Por suspeitas de erros nas notas, o judiciário paulista suspendeu a divulgação do resultado do Sistema de Seleção Unificado (Sisu), que estava previsto para esta terça-feira (28). Na mesma decisão liminar (temporária e sujeita a revogação), havia a exigência de uma completa auditoria nas notas do Enem, com garantia de que não haveria mais erros.

Recomendações e ações semelhantes foram movidas pelo Ministério Público Federal (MPF), em vários estados do país. A Advocacia Geral da União (AGU) recorreu da decisão paulista e garante que está tudo bem.

Por conta dessas incertezas, a UFPA suspendeu a divulgação do resultado, que estava previsto para esta terça-feira (28). A UFPA fez um processo seletivo interno, com base nas notas do Enem, mas não usa o Sisu. A Uepa também fez um processo próprio, baseado num exame, sem vagas no Sisu e previa o resultado para quarta (29). A Ufra, o IFPA, a Ufopa e a Unifesspa colocaram todas as vagas no sistema nacional.

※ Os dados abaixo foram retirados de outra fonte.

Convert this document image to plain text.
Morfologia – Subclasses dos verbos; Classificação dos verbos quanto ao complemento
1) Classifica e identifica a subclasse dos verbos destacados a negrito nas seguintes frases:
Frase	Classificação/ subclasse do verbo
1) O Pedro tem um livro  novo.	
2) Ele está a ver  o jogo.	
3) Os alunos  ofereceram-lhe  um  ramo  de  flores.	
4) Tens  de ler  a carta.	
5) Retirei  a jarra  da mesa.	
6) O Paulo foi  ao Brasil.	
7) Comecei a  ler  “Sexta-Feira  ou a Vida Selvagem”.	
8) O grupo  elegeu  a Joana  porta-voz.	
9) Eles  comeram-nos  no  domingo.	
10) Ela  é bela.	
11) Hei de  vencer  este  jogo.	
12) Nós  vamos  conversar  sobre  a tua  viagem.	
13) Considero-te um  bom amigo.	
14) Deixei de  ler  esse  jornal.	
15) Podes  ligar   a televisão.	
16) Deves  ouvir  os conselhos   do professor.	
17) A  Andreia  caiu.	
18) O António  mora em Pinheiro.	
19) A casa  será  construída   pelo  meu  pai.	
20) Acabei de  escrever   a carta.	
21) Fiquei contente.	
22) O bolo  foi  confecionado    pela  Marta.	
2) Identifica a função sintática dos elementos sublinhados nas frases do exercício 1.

Na manhã desta segunda-feira (27), gestores da Uepa começaram uma reunião que pode decidir quais rumos tomar. A Assessoria de Comunicação da Ufra já confirmou que a posição oficial sai ainda hoje. Já a Ufopa não deu posição específica sobre o caso e divulgou uma nota falando sobre matrícula. A Unifesspa e o IFPA ainda não publicaram qualquer posição.

A Ufra está ofertando 2.190 vagas. Na Unifesspa, há 1.450 vagas. A Ufopa tem 1.307 vagas. O IFPA tem 776 vagas. No processo seletivo próprio, a Uepa ofertou 3.656 vagas. A UFPA ofertou 7.143 vagas, sendo 3.449 disputadas pela ampla concorrência, 3.503 pelo sistema de cotas e também 191 vagas extras, ofertadas exclusivamente para pessoas com deficiência (PcD).

Essa demora já pode atrapalhar os cronogramas letivos das universidades e institutos. E também programas ligados ao apoio à educação superior, como ProUni e Fies. Historicamente, muitas universidades reclamam dos prazos apertados do Sisu. Após experiências, algumas instituições já desistiram de usar o sistema.